Credit Cardholder’s Bill of Attainder
[DISCLAIMER: I work in the credit card industry, so I try to avoid posting on topics that directly impact my industry. Suffice it to assume I have a personal financial stake in this idiocy coming to an end. Then again, so do you.]
Chuck “I never met a bank I didn’t destroy” Schumer has introduced legislation designed to further restrict and regulate the credit card industry. The legislation, which is similar to legislation introduced by Representative Carolyn Maloney and another banking super genius, Chris Dodd, would accelerate newly proposed Federal banking regulations and add further restrictions to the credit card industry.
In a nutshell, the legislation and the new regulations would make the following changes to how credit card companies do business:
- Your interest rate cannot be changed by your bank unless you miss a payment with that bank for more than 30 days.
- If your credit rating goes in the toilet, but you still make your payments with this bank, this bank won’t be able to increase your interest rate.
- Similarly, even promotional rates (like 0% rates) cannot be changed unless you’re 30 days or more overdue.
- You will have at least 21 days’ grace before interest starts accruing.
- The mountain of disclosure and fine print you currently don’t read will increase, so you’ll not be reading more information than you didn’t read before.
You may be thinking, well, how can that be bad? Those mean old credit card companies have been skinning us for years! Well, here’s the thing: put yourself in their shoes under these new rules. Imagine you’re in the business of loaning money to people, and there are 1000 people you’re targeting. You know that about 50 of them will be deadbeats; 50 will fall behind occasionally, but otherwise pay; 100 will pay just the minimum, 600 will pay more than the minimum and the remaining 200 will pay their balance in full each month.
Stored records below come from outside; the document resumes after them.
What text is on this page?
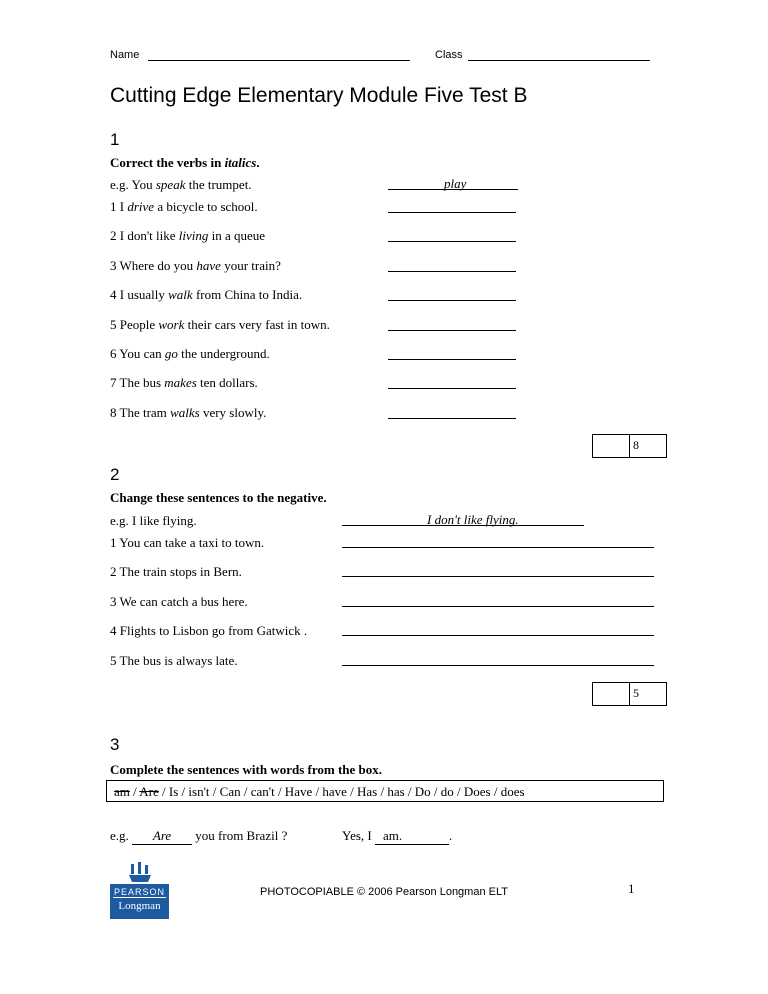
Name	Class
Cutting Edge Elementary Module Five Test B
1
Correct the verbs in italics.
e.g. You speak the trumpet.	play
1 I drive a bicycle to school.
2 I don't like living in a queue
3 Where do you have your train?
4 I usually walk from China to India.
5 People work their cars very fast in town.
6 You can go the underground.
7 The bus makes ten dollars.
8 The tram walks very slowly.
8
2
Change these sentences to the negative.
e.g. I like flying.	I don't like flying.
1 You can take a taxi to town.
2 The train stops in Bern.
3 We can catch a bus here.
4 Flights to Lisbon go from Gatwick .
5 The bus is always late.
5
3
Complete the sentences with words from the box.
am / Are / Is / isn't / Can / can't / Have / have / Has / has / Do / do / Does / does
e.g. Are you from Brazil ?	Yes, I am.	.
PEARSON
Longman
PHOTOCOPIABLE © 2006 Pearson Longman ELT	1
You would like to charge those people and average of, say, 12% interest to make up for the losses on the 5% who won’t pay even the principle of what they owe. What you don’t know, however, is who falls into what category.
Under the old system, you could start your customers off with a lower interest rate (say 10%), and if someone became more risky, you could raise their rate. Those who maintain good credit will keep the lower rate, and on average, you would be charging the amount you needed to. But now, the government is saying you have to lock in the rate, pretty much for the life of the account. So what do you think will happen? If you think credit card companies are going to stick with the lower rate to start, you have not been paying attention. So the net result of this “protection” is that the average credit cardholder will see their interest rate jump at least a few percentage points.
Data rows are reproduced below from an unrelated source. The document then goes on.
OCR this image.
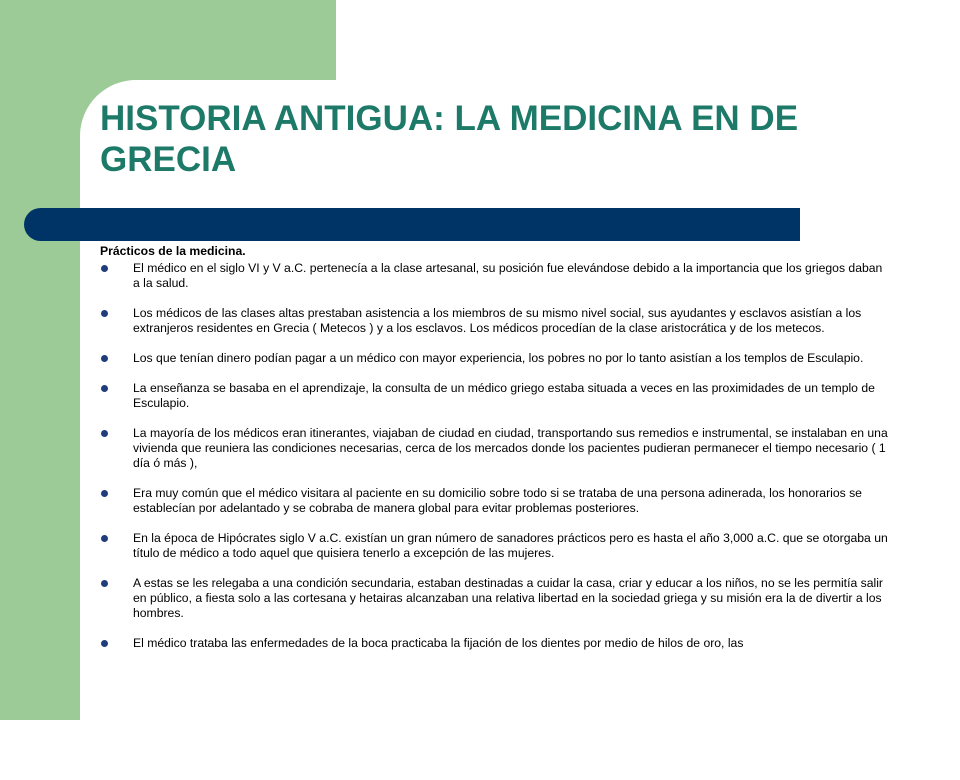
HISTORIA ANTIGUA: LA MEDICINA EN DE GRECIA

Prácticos de la medicina.

El médico en el siglo VI y V a.C. pertenecía a la clase artesanal, su posición fue elevándose debido a la importancia que los griegos daban a la salud.
Los médicos de las clases altas prestaban asistencia a los miembros de su mismo nivel social, sus ayudantes y esclavos asistían a los extranjeros residentes en Grecia ( Metecos ) y a los esclavos. Los médicos procedían de la clase aristocrática y de los metecos.
Los que tenían dinero podían pagar a un médico con mayor experiencia, los pobres no por lo tanto asistían a los templos de Esculapio.
La enseñanza se basaba en el aprendizaje, la consulta de un médico griego estaba situada a veces en las proximidades de un templo de Esculapio.
La mayoría de los médicos eran itinerantes, viajaban de ciudad en ciudad, transportando sus remedios e instrumental, se instalaban en una vivienda que reuniera las condiciones necesarias, cerca de los mercados donde los pacientes pudieran permanecer el tiempo necesario ( 1 día ó más ),
Era muy común que el médico visitara al paciente en su domicilio sobre todo si se trataba de una persona adinerada, los honorarios se establecían por adelantado y se cobraba de manera global para evitar problemas posteriores.
En la época de Hipócrates siglo V a.C. existían un gran número de sanadores prácticos pero es hasta el año 3,000 a.C. que se otorgaba un título de médico a todo aquel que quisiera tenerlo a excepción de las mujeres.
A estas se les relegaba a una condición secundaria, estaban destinadas a cuidar la casa, criar y educar a los niños, no se les permitía salir en público, a fiesta solo a las cortesana y hetairas alcanzaban una relativa libertad en la sociedad griega y su misión era la de divertir a los hombres.
El médico trataba las enfermedades de la boca practicaba la fijación de los dientes por medio de hilos de oro, las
What else will happen? Daily Danet prophesizes:
- Interest rates will jump 3-5% almost immediately.
- Zero % interest rate offers will disappear.
- Credit card companies will be far less reluctant to extend credit.
- Consumers, paying higher cost of credit, will spend less.
- Banks will make less money (but that’s okay, I’m sure a bailout is in the works already).
- Your points program will not be so generous anymore.
- Your bank will start charging you additional fees to offset their additional costs.
- The U.S. economy, which is driven by consumerism will stagnate far longer than it would otherwise.
If you think I’m making this up, ask an Australian. In 2003 the Reserve Bank of Australia enacted a similar “do-gooder” policy, and guess what happened? Consumers bore the brunt of the increased costs and the broader economy suffered. In fact, it took nearly four years for consumer spending to return to 2003 levels.
Is this really the time to put the brakes on consumer spending?